ケイスケはそれを聞いてずっこけるようなジェスチャーをして教壇をひっくり返りそうになるのを止めてから、
「いやだから…ビッチさん、ペチャパイさんは今日はペチャパイなのですかぉ?」
と再び聞き返す。っていうか、もう意味わからんよ、その質問。今日はペチャパイですかって日によって胸がデカパイになったりペチャパイになったりするのか。
「いえ…」
再びケイスケはずっこけるようなジェスチャーをするが、「まぁいいですぉ。今日は菅原さんは家で豊胸トレーニング中…っと」とか言いながら出席簿に何か打ち込んでいる。それから、「ん?」と言ってユウカに近づくケイスケ。そのままユウカの机の前に立って、マジマジとユウカの顔を見ている。普段のユウカならそこで「先生…なんですか?邪魔」とか言いそうなのだが、そわそわと周囲を見回す挙動不審なユウカの姿がそこにあるだけだ。
「んんんん???」
とケイスケは今度は腰を低くしてユウカの顔を覗き込んだ後、ガシッと両手で顔を掴んでキョロキョロしているユウカの頭を固定させる。それでもユウカはまだ目玉をキョロキョロと動かしている。
「どしたの先生?」とか言いながら俺も含めてクラスメートがユウカの周りに集まってくる。

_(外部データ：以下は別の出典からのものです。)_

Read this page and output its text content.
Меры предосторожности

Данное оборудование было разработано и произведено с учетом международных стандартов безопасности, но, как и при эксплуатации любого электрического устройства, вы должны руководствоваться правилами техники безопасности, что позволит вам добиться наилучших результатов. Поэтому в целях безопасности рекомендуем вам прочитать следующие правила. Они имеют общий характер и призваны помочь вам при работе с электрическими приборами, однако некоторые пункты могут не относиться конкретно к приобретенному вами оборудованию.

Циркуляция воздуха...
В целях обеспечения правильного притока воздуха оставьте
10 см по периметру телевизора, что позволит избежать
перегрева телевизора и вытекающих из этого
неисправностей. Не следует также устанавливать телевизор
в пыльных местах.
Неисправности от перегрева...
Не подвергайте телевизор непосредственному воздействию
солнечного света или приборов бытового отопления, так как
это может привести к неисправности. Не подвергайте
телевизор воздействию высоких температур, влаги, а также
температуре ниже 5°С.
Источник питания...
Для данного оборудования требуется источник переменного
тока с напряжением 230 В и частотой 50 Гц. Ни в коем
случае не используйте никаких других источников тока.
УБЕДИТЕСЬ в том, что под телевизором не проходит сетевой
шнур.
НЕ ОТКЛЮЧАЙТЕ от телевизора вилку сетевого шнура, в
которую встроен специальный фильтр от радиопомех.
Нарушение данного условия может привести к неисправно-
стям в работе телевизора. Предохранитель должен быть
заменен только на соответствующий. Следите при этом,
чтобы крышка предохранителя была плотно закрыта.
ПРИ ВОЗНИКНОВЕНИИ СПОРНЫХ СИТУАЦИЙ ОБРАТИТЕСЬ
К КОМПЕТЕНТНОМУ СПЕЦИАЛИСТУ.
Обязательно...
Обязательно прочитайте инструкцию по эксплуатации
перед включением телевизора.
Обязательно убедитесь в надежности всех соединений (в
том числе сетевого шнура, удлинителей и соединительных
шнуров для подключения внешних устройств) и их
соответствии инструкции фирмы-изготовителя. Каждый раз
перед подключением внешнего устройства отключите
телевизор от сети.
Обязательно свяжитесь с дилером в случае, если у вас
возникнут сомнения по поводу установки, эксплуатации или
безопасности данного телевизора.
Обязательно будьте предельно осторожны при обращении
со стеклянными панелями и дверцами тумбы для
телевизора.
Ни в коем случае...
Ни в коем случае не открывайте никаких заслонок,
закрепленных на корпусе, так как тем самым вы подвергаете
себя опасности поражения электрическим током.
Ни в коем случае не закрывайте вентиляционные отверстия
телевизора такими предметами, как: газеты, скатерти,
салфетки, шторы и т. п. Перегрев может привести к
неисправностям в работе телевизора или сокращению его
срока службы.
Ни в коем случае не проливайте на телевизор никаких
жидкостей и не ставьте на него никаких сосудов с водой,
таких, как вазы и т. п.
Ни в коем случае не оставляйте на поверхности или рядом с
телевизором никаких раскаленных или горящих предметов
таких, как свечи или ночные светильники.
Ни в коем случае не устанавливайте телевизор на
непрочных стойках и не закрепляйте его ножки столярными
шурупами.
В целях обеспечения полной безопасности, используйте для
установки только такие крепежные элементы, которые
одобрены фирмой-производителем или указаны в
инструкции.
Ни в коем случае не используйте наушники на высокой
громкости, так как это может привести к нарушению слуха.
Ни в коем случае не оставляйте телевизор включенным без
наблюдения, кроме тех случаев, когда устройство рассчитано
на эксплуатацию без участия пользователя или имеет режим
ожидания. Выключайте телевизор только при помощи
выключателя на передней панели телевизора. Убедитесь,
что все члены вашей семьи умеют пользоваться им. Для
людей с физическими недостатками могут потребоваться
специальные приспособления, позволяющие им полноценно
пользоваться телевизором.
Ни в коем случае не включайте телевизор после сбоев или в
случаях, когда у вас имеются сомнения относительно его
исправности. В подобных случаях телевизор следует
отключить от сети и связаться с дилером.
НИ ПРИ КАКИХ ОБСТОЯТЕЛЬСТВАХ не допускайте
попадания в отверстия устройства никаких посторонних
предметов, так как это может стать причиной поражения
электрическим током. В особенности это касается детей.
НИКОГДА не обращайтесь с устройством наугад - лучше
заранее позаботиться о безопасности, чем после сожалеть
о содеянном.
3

ケイスケは人差し指をユウカの目の前に移動させる。そしてそれを顔の前で動かしてみせるが、これって、意識がある人を確認する方法…だよな…?しかしユウカの目はケイスケの人差し指とは全然違う動きをする。
「どうしたの?」「なんか変だよね」「ユウカ大丈夫?」「先生、早見さんどうしちゃったの?」という感じにどんどんクラスメートの不安な声が上がる。
「んんん…」
ケイスケは唸る。それから、ガシッとユウカのおっぱいを両手で掴んで上に押し上げる。
俺は思わずケイスケの頭をペシンと叩いて「なんでやねん」とつっこんだ。